Selon cette source, l’Etat islamique a abandonné le contrôle d’au moins trois grands champs pétroliers, dont ceux de Himrin et Ajil (nord), auxquels l’organisation a mis le feu, comme l’attestent des images satellites montrant de nombreux foyers d’incendie prises le mois dernier.

Aux yeux du BND, c’est la preuve que l’EI lui même ne croit pas à une reconquête rapide, explique le Süddeutsche Zeitung.

Les jihadistes du groupe extrémiste n’ont conservé que le champ de Qayara (nord), avec une capacité d’environ 2000 barils par jour, d’après les services de renseignement allemands.

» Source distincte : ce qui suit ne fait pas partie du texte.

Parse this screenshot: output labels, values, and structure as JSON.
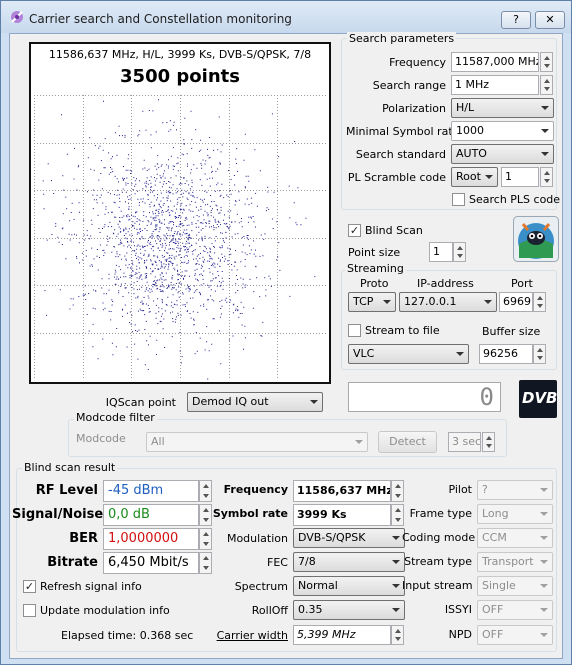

Les champs pétroliers en Syrie ne peuvent compenser, rapporte le Süddeutsche Zeitung. Leur capacité est certes évaluée à 15.000 barils par jour, mais les infrastructures sont endommagées par la guerre et l’EI manque d’experts pour organiser l’exploitation.

L’EI peut à peine vendre encore du pétrole, résume le quotidien, ce qui place sous forte pression l’une de ses très importantes sources de revenus.

Aucun chiffre ne fait référence concernant les moyens financiers de l’organisation, qui a mis la main sur les richesses économiques des régions conquises. Au pétrole extrait de Syrie et d’Irak s’ajoutent les recettes tirées de la vente d’antiquités, des rançons, des taxes et extorsions imposées aux commerçants locaux, et des réserves en liquide des banques des villes conquises.